Reflexionó acerca de los mensajes más espirituales que sostenían que lo único que podía proteger a los seres humanos de esa declinación era el amor. Como era claro que aún el amor no serviría para evitar las enfermedades, el envejecimiento, ni mucho menos la pérdida de poder; ¿para qué serviría? ¿Para tener un corazón con cierta paz? ¿Para tener buenos recuerdos? ¿Y eso era suficiente?

Recordó otros epitafios de los que proponía aquél escritor: «generó record de ganancias para la empresa durante 11 años»; «obtuvo el más importante ahorro en costos»; «fue el empleado con mejor conducta de la historia.» Todos esos conceptos que tanto podían desvelar a los seres humanos, vistos desde la perspectiva de la muerte, resultaban ridículos.

Tampoco parecían mejores otros epitafios menos asociados a lo profesional y más asociado a lo femenino. «Siempre mantuvo la casa perfecta y en armonía»; «no faltó a ninguna charla de padres del colegio»; «siempre acompaño a su marido y a sus hijos». ¿Eso era todo en la vida? La pregunta era muy corrosiva y le producía un enorme desasosiego.

Tom Peters, para no morir en aquél pantano, había propuesto una buena salida. Él quería que su epitafio solo dijera: «fue un jugador». Y aclaraba que jugador lo refería a animarse a vivir, a correr riesgos, a intentar hacer algo significativo con su propia existencia. A no sentarse en el dintel de la puerta a ver pasar la vida.

Como tantas personas que a los 52 años empezaban a contar los años que les faltaba para jubilarse. Aún omitiendo el terrible hecho que les faltara mucho tiempo; ¿qué esperaban que les ocurriera al cumplir 65 años?
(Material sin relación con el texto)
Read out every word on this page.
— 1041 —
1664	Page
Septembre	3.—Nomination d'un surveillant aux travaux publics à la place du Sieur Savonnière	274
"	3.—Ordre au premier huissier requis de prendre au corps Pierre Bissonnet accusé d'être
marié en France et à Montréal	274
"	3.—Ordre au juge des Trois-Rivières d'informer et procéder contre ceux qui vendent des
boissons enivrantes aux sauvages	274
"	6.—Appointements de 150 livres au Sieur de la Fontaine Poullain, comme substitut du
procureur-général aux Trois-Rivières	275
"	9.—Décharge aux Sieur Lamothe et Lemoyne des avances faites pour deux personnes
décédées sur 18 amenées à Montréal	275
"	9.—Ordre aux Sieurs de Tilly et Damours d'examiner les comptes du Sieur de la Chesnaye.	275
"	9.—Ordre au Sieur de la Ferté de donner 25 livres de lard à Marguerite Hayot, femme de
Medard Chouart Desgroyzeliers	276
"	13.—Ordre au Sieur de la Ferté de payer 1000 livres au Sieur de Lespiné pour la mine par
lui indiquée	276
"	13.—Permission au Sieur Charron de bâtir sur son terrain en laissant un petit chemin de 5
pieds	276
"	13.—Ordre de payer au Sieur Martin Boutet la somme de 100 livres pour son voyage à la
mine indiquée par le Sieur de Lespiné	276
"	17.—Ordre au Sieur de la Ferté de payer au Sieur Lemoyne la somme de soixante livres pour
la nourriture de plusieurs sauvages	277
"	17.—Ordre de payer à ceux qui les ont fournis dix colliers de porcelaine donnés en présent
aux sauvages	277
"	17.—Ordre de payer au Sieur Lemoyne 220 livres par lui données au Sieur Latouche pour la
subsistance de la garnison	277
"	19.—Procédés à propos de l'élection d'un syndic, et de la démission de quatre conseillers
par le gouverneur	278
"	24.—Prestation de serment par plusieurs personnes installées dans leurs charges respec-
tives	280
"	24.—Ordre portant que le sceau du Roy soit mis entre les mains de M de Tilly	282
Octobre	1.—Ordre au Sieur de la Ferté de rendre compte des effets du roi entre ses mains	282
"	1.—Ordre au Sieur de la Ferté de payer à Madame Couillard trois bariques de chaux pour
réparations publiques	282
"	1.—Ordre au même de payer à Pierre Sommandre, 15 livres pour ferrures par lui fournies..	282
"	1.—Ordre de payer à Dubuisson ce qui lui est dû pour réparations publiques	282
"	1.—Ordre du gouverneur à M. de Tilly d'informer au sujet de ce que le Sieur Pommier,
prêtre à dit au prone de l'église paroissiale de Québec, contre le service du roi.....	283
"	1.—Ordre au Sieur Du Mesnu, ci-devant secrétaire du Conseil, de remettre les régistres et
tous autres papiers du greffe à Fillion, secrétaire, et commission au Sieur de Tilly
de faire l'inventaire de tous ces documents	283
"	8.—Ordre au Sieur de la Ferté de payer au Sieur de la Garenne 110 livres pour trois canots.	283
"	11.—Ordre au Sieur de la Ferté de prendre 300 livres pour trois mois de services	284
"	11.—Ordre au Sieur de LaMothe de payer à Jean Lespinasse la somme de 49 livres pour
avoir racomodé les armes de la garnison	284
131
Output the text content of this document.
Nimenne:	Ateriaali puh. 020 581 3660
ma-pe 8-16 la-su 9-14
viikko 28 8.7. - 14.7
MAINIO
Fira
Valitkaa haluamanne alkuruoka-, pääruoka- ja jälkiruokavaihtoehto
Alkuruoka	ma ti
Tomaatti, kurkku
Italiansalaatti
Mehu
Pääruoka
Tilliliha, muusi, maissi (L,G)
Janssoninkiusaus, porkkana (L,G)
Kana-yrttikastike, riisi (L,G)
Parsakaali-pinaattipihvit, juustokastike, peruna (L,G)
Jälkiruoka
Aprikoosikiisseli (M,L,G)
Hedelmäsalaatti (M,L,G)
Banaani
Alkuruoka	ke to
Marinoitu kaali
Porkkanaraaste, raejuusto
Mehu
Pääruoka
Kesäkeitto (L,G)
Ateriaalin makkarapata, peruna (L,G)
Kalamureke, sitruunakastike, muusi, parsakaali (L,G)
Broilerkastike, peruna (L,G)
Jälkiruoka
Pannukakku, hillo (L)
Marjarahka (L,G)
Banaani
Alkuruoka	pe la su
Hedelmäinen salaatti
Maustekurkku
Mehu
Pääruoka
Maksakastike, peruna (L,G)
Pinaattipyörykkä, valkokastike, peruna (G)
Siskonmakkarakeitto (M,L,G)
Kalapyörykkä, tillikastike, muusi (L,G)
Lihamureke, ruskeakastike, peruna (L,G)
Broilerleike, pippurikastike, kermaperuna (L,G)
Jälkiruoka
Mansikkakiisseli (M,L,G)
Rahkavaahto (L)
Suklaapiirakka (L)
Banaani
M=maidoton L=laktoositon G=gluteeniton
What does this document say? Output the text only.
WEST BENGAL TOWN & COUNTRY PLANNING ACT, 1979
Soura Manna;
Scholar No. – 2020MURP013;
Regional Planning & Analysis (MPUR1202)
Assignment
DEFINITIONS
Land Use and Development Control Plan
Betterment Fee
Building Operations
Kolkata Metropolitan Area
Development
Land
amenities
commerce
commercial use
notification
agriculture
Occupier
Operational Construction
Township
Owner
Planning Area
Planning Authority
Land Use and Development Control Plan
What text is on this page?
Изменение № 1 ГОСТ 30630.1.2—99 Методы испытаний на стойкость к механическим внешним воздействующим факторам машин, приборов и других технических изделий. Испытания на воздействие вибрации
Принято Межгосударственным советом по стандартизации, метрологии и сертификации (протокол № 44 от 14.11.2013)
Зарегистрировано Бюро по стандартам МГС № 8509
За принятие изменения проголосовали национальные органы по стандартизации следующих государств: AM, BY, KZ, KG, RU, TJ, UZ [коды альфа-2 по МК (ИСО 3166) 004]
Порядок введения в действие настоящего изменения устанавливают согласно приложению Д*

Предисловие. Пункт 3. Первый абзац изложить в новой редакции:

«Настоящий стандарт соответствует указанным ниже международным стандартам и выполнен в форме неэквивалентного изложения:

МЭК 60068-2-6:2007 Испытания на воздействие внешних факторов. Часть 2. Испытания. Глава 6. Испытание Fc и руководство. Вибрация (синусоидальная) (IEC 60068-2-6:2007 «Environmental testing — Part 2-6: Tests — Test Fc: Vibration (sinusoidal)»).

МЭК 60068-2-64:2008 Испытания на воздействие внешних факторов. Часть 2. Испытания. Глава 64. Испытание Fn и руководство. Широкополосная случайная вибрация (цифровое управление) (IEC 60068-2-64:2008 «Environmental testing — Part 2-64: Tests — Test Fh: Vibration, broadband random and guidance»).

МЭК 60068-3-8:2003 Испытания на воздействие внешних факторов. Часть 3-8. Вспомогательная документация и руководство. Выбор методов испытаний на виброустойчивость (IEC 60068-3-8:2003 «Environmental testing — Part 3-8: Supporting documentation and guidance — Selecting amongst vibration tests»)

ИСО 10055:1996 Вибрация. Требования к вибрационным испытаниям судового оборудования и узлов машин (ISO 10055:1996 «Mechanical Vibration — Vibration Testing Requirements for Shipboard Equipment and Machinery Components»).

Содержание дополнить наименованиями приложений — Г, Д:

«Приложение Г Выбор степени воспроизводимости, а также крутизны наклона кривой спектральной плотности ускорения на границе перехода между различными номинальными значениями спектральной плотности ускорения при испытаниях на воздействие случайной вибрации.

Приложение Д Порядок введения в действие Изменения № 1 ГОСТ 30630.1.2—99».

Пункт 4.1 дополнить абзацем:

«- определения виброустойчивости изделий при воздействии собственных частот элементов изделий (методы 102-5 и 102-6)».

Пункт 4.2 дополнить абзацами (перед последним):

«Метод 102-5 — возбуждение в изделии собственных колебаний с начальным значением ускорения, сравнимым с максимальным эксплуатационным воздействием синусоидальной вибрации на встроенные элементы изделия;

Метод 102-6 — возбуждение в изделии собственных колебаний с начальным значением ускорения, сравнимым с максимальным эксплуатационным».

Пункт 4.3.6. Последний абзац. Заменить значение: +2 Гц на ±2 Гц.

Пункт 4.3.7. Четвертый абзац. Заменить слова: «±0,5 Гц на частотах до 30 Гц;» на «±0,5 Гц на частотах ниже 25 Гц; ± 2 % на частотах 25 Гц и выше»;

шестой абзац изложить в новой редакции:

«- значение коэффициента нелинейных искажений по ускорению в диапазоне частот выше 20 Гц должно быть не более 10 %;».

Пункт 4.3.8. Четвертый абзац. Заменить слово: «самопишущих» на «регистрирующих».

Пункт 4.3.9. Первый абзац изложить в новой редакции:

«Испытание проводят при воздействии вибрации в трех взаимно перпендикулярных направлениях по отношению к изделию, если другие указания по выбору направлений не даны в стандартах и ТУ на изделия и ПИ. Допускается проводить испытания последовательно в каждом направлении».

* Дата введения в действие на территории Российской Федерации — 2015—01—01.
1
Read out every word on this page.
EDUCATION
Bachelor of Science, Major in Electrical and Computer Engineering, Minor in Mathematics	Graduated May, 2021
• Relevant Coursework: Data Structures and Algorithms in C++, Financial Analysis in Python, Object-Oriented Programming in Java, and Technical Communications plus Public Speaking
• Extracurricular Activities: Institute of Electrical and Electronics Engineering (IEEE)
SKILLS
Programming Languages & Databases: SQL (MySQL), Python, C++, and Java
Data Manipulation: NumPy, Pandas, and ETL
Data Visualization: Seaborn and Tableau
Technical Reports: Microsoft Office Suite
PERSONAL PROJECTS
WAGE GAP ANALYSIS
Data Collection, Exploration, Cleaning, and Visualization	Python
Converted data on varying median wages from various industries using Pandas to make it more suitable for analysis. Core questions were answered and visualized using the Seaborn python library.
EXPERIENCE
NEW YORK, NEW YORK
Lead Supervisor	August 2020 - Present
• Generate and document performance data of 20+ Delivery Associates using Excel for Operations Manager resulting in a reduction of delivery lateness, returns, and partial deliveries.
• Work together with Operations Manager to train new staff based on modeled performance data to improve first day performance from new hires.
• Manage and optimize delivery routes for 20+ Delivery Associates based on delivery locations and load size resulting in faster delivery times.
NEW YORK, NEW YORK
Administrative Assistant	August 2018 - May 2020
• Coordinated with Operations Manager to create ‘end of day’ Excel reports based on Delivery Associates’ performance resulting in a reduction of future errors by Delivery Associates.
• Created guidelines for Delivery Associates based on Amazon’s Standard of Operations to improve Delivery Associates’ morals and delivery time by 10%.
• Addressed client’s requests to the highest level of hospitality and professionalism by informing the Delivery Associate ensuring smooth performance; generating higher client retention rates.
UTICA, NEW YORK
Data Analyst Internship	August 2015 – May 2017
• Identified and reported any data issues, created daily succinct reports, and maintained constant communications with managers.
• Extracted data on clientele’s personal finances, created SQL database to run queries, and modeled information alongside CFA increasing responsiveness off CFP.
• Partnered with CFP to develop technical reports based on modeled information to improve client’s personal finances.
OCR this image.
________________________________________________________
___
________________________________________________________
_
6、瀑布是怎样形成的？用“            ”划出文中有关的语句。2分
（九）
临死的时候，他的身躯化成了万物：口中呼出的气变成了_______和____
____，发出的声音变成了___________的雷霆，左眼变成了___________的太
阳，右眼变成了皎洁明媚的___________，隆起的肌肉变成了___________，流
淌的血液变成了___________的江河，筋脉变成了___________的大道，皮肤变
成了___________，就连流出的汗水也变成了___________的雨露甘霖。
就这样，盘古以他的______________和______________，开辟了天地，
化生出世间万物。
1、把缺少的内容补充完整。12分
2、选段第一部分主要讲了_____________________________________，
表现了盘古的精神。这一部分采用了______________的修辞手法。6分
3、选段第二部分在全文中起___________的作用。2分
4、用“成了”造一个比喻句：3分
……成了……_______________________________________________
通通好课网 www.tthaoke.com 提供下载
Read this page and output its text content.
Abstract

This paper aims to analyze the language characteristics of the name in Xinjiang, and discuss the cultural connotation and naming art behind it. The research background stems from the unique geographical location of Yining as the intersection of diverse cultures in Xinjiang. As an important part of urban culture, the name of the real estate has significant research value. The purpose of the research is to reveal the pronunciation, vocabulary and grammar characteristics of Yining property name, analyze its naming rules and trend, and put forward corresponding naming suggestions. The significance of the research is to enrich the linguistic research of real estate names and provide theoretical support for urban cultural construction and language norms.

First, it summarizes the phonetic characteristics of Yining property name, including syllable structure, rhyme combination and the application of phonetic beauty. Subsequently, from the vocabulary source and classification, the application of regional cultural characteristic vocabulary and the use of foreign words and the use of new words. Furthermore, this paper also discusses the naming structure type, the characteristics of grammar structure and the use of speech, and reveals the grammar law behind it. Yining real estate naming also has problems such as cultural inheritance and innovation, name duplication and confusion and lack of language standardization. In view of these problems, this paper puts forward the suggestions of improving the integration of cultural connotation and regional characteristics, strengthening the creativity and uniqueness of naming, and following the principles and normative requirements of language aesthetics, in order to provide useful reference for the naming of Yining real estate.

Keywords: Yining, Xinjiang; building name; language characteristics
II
Lo único certero que podrían esperar sería haber dilapidado trece años. Menos energía, menos salud, y sobre todo, mucho menos tiempo.

¿Y entonces? Demasiadas preguntas sin respuestas había en el corazón de Roberto. ¿Qué epitafio le gustaría tener a él? Se dio cuenta que no lo sabía. Lo único que tenía claro es lo que no quería.

Definitivamente no quería que la síntesis de su vida fuera algo para mostrar o impresionar a los demás. Debía ser algo que hubiera surgido de su interior profundo. Bien propio. ¿Qué sería?

Tal vez, el sentido de la vida no era otro que el enorme desafío de encontrarle el sentido a la propia existencia.

Artículo de Juan Tonelli: Epitafios.